And Just Like That, I'm No Longer a Night Owl

no longer a night owlI woke up at 7 a.m. this morning, 4:30 a.m. yesterday (I had a 7:30 a.m. meeting, in my defense), and 10 a.m. the day before. I don't see myself going to bed very late tonight, so it's looks like my whole night owl phase is over. This is actually good, as I am going to Las Vegas this weekend to visit family, and I don't think my parents would appreciate it they never saw me because I was sleeping whenever they were awake. This schedule is also good because I do feel more productive and I am getting more done. This whole thing started because I had a job interview a week ago at 10 a.m., and even though I didn't get the job, I've been nervous and energized ever since then and haven't really done back to the night owl schedule. Also, this past weekend was pretty hectic since I had guests over, and you don't really want to sleep until 2 p.m. when you have guests over. You need to be awake and welcoming when you have guests.

I Didn't Get the Job :(

It was a great job, and it sucks I didn't get it, but I do think it was a blessing in disguise. I interviewed for a director of marketing position with a content marketing company, and it's a position I really shouldn't be qualified for at 25. But, I was considered qualified for the position, and even though I didn't get it, the interviewer did say that I would have done a great job in the role if I had been chosen. It's still a confidence boost and a huge testament to my skills and what I'm capable of. It's hard to get this kind of feedback when I'm self-employed, and although I'm not actively looking for a full-time position, I will consider another one if the right opportunity comes along.

However, everything will be fine. I've picked up quite a bit of new work lately, so it would have sucked to turn around and tell those people I can't do their work anymore because of the new job. Still would have liked to be director of marketing, but it's not as if I don't have anything going for me now or anything to go back to. I can keep doing what I've been doing, and I can do it knowing that I'm really good at what I do and am capable of directing the marketing of a major marketing brand.
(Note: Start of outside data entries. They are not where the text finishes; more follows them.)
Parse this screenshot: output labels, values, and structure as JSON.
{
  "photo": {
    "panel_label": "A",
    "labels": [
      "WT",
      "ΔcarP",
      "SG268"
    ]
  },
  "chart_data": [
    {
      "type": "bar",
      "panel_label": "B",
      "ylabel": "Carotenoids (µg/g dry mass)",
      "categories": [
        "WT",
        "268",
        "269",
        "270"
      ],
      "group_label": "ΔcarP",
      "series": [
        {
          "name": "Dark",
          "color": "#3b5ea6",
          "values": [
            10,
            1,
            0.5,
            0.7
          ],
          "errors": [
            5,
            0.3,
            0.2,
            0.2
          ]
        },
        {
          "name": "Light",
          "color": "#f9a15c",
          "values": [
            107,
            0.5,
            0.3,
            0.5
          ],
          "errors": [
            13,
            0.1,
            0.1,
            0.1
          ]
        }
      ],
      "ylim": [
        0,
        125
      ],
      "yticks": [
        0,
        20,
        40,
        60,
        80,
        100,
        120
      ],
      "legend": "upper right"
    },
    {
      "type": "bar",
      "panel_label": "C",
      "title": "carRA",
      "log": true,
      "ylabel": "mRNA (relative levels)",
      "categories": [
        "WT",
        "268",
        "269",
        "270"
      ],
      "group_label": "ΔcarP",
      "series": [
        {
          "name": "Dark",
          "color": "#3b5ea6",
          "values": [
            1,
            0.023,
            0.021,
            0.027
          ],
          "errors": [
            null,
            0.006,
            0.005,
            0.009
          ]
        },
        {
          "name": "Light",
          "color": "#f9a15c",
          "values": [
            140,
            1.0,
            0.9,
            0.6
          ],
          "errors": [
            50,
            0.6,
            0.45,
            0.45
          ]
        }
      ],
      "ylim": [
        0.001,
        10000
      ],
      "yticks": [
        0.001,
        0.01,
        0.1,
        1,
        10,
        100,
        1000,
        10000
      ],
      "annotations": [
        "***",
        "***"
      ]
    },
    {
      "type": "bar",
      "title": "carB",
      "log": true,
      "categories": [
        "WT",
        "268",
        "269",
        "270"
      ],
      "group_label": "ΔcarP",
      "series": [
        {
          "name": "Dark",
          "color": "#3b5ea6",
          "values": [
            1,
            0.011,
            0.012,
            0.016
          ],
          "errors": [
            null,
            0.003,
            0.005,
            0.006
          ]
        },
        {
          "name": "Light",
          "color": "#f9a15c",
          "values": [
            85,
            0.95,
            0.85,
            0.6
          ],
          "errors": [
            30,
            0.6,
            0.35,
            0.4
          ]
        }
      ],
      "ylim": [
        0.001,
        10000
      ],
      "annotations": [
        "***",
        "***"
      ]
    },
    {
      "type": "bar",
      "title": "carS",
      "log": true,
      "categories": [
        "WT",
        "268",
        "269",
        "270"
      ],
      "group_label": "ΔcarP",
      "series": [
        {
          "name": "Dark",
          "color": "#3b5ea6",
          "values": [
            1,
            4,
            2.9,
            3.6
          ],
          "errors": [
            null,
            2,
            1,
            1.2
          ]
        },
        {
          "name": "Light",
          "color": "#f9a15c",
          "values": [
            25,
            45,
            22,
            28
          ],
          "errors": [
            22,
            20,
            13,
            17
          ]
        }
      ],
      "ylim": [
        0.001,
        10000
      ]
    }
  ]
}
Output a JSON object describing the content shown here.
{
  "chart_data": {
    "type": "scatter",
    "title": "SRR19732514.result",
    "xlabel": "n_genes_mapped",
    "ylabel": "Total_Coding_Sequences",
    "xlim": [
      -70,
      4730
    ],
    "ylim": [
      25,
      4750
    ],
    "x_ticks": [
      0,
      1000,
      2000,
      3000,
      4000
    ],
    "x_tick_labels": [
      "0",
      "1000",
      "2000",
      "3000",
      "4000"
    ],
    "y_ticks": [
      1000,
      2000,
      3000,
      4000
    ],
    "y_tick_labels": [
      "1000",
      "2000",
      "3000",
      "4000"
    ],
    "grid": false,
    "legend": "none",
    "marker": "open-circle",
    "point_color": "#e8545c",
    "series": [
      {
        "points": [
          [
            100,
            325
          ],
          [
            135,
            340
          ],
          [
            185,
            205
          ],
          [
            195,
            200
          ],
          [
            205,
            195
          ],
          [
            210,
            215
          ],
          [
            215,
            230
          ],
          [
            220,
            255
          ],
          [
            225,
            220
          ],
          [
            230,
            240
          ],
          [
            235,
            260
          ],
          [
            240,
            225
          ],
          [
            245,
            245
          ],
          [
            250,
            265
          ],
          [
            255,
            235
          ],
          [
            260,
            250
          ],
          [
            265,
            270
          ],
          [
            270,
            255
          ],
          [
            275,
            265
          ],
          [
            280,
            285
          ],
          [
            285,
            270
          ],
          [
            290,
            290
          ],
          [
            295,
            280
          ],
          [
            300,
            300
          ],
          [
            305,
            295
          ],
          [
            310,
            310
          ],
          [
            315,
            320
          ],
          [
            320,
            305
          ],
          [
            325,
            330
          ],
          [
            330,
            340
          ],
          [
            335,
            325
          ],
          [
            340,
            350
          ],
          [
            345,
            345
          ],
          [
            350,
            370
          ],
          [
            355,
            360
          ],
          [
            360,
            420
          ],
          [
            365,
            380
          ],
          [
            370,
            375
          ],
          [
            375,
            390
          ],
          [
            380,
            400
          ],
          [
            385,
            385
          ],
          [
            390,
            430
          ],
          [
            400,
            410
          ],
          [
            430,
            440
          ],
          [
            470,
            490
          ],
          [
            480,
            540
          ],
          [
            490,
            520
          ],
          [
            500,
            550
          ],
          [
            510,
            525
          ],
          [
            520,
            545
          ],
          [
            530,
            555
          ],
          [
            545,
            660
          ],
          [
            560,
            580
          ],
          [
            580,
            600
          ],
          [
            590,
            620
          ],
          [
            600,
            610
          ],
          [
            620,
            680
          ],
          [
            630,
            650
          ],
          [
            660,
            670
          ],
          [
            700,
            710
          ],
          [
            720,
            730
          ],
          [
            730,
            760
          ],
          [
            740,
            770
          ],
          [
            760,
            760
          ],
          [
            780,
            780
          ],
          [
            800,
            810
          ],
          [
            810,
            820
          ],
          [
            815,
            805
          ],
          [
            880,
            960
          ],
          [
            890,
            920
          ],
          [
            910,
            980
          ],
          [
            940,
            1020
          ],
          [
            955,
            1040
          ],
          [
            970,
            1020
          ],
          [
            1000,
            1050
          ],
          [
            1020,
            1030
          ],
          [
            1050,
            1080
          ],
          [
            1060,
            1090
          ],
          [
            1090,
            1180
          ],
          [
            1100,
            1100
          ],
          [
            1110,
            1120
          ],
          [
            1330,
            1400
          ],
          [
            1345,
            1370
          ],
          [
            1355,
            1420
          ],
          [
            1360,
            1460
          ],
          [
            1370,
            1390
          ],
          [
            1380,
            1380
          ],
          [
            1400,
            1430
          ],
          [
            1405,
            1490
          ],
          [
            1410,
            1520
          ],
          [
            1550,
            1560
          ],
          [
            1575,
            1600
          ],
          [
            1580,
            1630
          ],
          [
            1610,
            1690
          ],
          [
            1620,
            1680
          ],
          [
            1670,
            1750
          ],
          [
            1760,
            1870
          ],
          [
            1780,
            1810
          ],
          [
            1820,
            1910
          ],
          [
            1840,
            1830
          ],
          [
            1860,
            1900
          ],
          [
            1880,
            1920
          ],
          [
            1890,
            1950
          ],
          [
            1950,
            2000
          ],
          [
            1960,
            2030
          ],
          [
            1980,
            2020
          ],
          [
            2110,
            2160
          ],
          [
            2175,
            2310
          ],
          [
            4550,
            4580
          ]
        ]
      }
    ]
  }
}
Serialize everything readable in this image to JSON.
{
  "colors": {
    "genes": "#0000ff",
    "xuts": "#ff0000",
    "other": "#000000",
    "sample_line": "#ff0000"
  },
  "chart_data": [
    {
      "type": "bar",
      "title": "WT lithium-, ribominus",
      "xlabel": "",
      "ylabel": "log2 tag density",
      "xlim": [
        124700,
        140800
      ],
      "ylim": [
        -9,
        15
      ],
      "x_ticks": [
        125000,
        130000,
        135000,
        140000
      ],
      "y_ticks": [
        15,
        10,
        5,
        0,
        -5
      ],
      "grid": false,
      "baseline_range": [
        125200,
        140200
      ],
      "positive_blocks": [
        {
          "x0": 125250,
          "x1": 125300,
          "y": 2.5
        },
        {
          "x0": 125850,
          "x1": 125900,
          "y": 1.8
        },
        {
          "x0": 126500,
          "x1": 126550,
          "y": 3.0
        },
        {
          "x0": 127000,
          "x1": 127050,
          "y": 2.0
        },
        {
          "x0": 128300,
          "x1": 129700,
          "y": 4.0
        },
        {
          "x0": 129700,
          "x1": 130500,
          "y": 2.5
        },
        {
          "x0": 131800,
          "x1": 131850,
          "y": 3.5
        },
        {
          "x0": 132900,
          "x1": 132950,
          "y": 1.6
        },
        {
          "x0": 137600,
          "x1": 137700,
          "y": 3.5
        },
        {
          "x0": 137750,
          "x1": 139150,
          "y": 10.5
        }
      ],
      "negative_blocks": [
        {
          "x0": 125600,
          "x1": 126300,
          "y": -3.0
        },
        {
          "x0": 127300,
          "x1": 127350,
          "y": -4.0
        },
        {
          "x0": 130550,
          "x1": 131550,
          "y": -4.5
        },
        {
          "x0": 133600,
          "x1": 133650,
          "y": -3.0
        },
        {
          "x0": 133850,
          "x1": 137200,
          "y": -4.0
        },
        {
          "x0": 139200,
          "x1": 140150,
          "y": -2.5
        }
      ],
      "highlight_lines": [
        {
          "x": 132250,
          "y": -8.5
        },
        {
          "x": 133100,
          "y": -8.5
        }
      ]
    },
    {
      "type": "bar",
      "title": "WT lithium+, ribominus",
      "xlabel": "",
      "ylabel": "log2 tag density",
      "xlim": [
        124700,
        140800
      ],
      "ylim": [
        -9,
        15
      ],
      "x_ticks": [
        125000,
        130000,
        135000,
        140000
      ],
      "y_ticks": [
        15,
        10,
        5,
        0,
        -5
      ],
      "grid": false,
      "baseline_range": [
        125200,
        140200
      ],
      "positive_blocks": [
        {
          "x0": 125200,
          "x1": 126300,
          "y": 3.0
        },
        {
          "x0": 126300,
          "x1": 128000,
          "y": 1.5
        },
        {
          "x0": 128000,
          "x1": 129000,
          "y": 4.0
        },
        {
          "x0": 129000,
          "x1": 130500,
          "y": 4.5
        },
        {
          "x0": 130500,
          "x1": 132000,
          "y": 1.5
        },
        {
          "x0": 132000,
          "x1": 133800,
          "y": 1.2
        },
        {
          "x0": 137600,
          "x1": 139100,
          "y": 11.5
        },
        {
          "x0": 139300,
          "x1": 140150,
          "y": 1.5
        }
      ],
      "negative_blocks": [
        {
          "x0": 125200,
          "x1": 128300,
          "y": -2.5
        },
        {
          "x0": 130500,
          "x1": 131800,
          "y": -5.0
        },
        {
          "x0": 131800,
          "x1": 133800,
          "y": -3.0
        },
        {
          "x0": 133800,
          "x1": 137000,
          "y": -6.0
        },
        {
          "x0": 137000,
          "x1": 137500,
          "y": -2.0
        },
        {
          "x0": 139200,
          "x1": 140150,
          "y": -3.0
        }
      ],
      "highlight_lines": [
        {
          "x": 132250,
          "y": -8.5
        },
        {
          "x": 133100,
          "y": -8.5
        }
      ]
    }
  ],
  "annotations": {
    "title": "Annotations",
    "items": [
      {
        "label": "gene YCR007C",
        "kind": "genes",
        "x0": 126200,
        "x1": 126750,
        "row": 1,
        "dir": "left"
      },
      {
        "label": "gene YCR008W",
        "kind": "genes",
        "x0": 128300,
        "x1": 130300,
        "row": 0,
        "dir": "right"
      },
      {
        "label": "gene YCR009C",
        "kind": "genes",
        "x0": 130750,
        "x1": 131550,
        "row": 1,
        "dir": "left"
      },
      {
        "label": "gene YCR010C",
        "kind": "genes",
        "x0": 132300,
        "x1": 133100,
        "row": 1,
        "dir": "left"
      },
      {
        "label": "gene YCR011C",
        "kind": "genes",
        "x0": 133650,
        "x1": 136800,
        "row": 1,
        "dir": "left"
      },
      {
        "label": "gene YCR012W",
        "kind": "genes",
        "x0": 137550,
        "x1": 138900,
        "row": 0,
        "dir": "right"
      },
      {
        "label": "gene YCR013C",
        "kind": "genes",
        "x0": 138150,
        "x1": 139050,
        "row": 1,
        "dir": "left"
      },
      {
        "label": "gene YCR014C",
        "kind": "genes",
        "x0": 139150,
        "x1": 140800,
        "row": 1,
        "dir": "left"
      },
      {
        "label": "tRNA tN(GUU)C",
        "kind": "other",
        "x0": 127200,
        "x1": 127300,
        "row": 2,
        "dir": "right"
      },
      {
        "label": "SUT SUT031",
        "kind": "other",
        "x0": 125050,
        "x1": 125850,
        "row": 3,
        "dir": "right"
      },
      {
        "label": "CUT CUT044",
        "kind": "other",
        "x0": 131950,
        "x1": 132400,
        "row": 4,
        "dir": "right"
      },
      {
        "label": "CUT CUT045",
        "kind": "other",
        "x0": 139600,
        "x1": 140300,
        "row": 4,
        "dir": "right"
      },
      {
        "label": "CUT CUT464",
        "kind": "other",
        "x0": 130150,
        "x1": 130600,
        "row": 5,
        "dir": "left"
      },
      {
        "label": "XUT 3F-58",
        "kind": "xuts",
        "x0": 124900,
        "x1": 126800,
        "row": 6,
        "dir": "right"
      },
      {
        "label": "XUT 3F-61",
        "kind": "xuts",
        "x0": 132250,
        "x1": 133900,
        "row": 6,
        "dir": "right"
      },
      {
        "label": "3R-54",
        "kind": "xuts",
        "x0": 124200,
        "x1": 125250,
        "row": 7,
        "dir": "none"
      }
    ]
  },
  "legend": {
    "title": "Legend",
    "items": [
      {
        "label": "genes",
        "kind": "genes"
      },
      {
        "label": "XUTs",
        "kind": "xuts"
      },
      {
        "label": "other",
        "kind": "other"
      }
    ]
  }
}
I'm Working On My Poker Before I Go

I haven't played too much poker over the past several days because I've been focusing on my work and getting as much done as possible. It's tough to get work done when you're out of town, especially in Las Vegas. Not only are there a ton of distractions, but getting Internet in your hotel room is expensive. But, I am trying to get some poker time in before I go, as I don't want to go to the table and have the last time I played be over a week ago. One thing I am working on is getting comfortable quickly when I am outside of my comfort zone. Part of the reason why it was so tough to play live back in March was that I as out of my comfort zone and second guessing myself sometimes. I know I am a better player than I was in March, so I think I will do better this time around. I won't let any of the regulars scare me this time!